Duende et bioanalogie
Le duende n’est alors autre chose que ce vide, ce troisième plan de la bioanalogie, cette vie qui s’exprime à travers nous lorsque nous sommes sans attente, sans obligation de résultat, sans intention. Il s’agit d’une expérimentation sensible, sensorielle, sensuelle. Ce troisième plan, le physicien Basarab Nicolescu le nomme « le tiers inclus » et dit à son propos : « Qui crée ? C’est moi et plus grand que moi. C’est moi et l’unité du monde.
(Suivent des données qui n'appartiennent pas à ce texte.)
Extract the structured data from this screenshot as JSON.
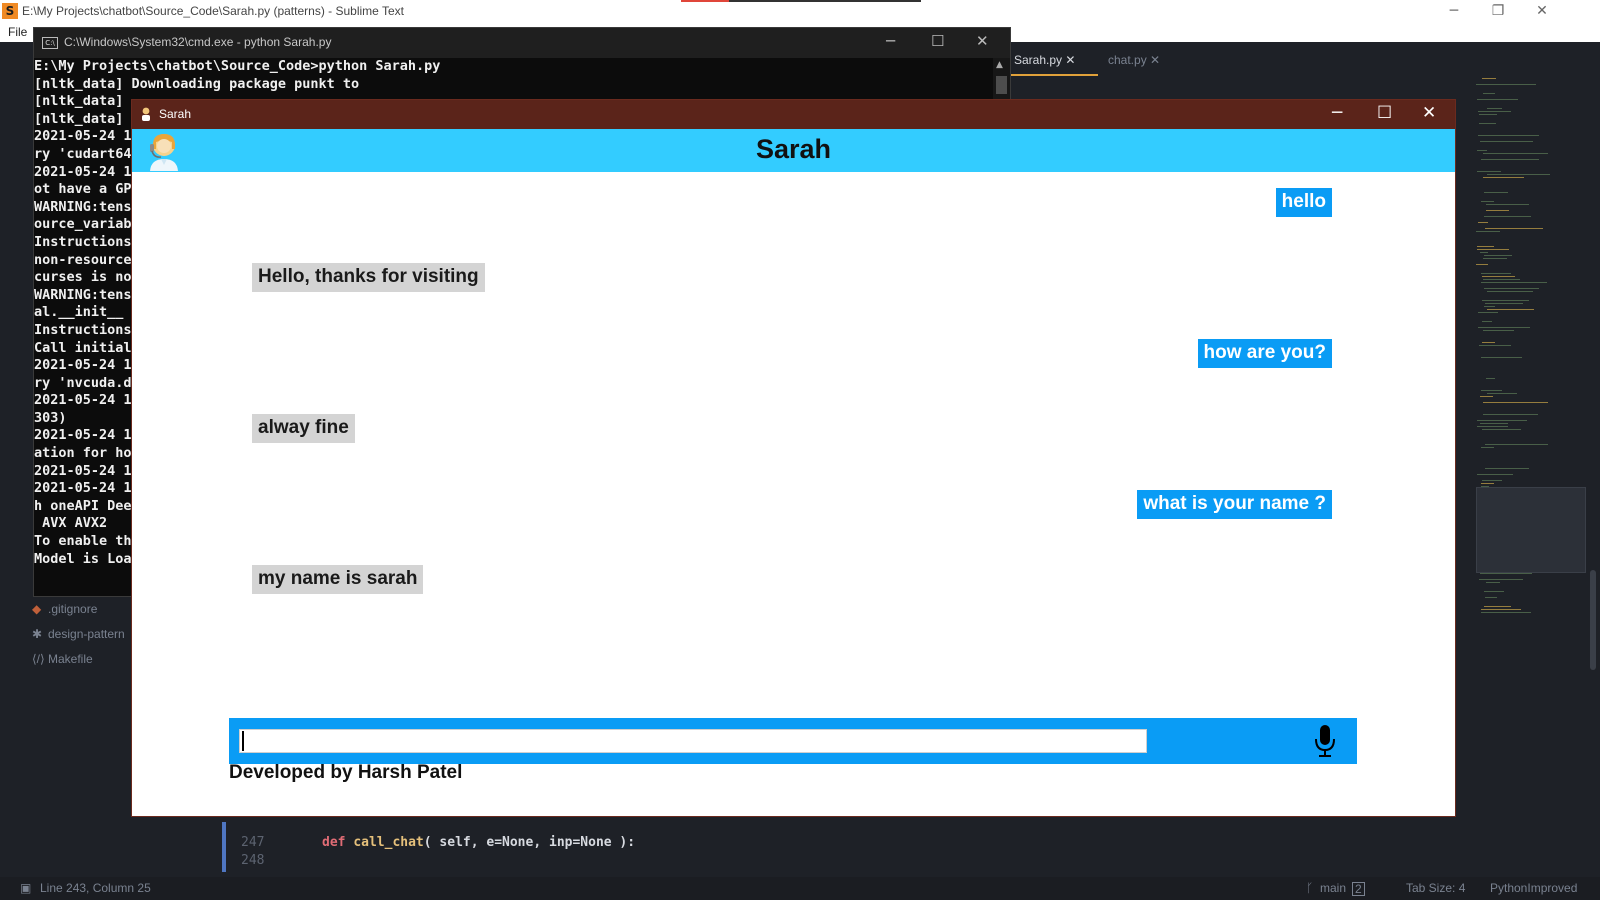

Car nous sommes aussi plus hauts que nous-mêmes ! L’inspiration est une coopération de l’être avec lui-même. »
L’inspiration du duende puise sa puissance dans l’« inconscient universel », structure de départ de toute création, de toute manifestation qui se déploie sous forme fractale. Hors dualité, hors causalité, hors chronologie, hors représentation ; cet inconscient universel est omniprésent, immatériel et insaisissable.
Le duende émerge quand nous sommes présent à nous-même et à la vie qui coule en nous, là où nous sommes, posés dans notre centre de gravité. Tel serait le secret du duende, une présence infaillible ? La phrase d’un guitariste de flamenco qu’avait rencontré Federico Garcia Lorca prend alors tout son sens : « J’ai entendu un vieux maître guitariste dire que : “Le duende n’est pas dans la gorge, le duende monte par le dedans, depuis la plante des pieds.” »
« Le grand oeuvre de notre vie consiste pour chacun à se rapprocher de l’être en totalité, unifié en son corps, coeur, âme et esprit. À chacun de ressentir ce feu créateur au plus profond de soi, et d’éviter de laisser passer le temps sans avoir pu exprimer ce qui donne sens à notre venue sur Terre. » Jocelyne Striebig
Duende et amour
À ce sujet, aucune parole ne peut être plus belle et plus juste que celle de Christiane Singer dans son livre « N’oublie pas les chevaux écumants du passé ».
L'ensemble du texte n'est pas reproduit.